After years of copping the jibes Hayne in 2018 called one punter “pathetic” for his joke about the matter.
“It’s always been a dream of mine to be on the judiciary panel,” the Twitter user posted in response to Hayne’s call that the panel was right to clear Billy Slater for the grand final.
Hayne responded.
“My next dream would be for w***ers like you to grow tf up,” he tweeted.
“And to think you got 3kids that one day will dare to dream makes your tweet even more pathetic.”
My next dream would be for wankers like you to grow tf up. And to think you got 3kids that one day will dare to dream makes your tweet even more pathetic. https://t.co/mwQ8AP1bXx
â jarryd hayne (@JarrydHayne) September 25, 2018
At the peak of his popularity Hayne in 2015 created a personal logo he believed “represents me and my journey” – by aligning himself with the peregrine falcon of Fiji.
“The Fijian falcon is extremely rare,’’ Hayne explained. “It’s also said to be the fastest bird anywhere in the world.
“And both of those traits, they appeal to me.

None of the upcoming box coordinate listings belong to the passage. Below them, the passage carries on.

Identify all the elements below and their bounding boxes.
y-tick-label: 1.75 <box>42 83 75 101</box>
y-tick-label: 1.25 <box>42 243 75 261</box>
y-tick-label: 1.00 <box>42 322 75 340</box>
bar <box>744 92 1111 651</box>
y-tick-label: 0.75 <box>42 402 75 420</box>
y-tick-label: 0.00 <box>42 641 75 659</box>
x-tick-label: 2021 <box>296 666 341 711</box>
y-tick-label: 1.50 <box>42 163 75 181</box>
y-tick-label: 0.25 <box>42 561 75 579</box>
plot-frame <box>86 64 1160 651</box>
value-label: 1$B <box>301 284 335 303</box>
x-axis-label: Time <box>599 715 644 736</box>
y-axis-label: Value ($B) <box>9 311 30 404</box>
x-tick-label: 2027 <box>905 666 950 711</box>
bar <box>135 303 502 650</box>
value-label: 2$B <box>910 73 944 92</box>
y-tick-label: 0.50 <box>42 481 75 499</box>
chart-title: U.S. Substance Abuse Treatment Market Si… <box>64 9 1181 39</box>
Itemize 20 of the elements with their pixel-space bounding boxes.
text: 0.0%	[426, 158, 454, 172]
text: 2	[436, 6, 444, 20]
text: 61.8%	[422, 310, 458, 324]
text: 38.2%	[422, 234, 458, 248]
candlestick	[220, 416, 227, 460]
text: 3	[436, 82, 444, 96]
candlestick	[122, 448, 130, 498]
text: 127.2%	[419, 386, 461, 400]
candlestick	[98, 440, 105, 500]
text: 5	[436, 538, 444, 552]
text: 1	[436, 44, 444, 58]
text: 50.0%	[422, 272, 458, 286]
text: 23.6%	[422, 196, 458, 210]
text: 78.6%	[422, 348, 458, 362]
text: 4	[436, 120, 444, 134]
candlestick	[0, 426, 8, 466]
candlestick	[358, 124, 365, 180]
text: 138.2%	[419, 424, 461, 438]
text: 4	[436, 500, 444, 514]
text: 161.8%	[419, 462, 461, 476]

“I want people to look at this design and see me, see my journey. I also hope it encourages them to step out of their own comfort zone and chase whatever it is in life they desire.”
LEGAL ISSUES
US allegation
Hayne was in 2015 accused of sexual assault by a woman known only as “JV”.
The woman claimed she was a virgin and heavily intoxicated when she met then-49ers player Hayne at a San Jose bar.
The woman alleged that Hayne went back to her home before sexually assaulting her.
Police investigated the incident but decided not to charge Hayne.
The woman in December 2017 filed a civil lawsuit against Hayne.
In August 2019 Hayne settled the suit, paying almost $100,000 to the alleged victim.
Newcastle incident
In April 2023 Hayne was found guilty of sexually assaulting a woman at her Newcastle home almost five years earlier.
After more than six days of deliberating, a jury on April 4 found the two-time Dally M winner and ex-NFL convert guilty of two counts of sexual intercourse without consent.
Following an 11-day trial in Sydney’s JMT District Court, the jury of six men and six women declared their verdict and convicted Hayne.
The then 35-year-old had walked into the John Madison Tower building in Sydney‘s CBD every day with his wife Amelia Bonnici beside him, his mother, sisters and friends supporting him from the front row of the public gallery.
Hayne pleaded not guilty and denied sexually assaulting the then 26-year-old woman at her home at Fletcher, on Newcastle’s outskirts, in September, 2018.
His first trial in Newcastle in 2020 ended in a hung jury, while he was convicted at a second trial in March 2021 and sent to prison for nine months until he successfully appealed the decision.
This jury, who heard fresh evidence from a man the victim texted on the same day, agreed with the prior jury and found Hayne guilty of performing oral and digital sex on the woman without her consent.
On May 12, 2023 Hayne was sentenced to four years and nine months in jail, which was backdated to May 7, 2022.
However in June 2024 he successfully overturned his convictions after an appeal in the state’s highest court.
Hayne claims the sexual encounter was entirely consensual, but the jury accepted the woman’s version of events that she repeatedly said “no” and “stop” and was left bleeding after he pulled her pants off.
The 36-year-old has continued to maintain his innocence and quickly launched an appeal against his conviction in the NSW Supreme Court.
The former Eels fullback appeared via audiovisual link in the NSW Supreme Court wearing a prison-issued green tracksuit and a weary expression as he waited to learn the outcome of his appeal.
Justice Stephen Rothman upheld the appeal on two of the three grounds argued by Hayne’s defence team.
Hayne’s appeal relied on three grounds – the first being the verdicts were unreasonable and not supported by evidence at trial, secondly, the trial judge erred in ruling the complainant did not have to give evidence about a 2021 interaction with a person she messaged the same day the jury found she was sexually assaulted in 2018, and lastly, that the judge’s ruling resulted in a miscarriage of justice.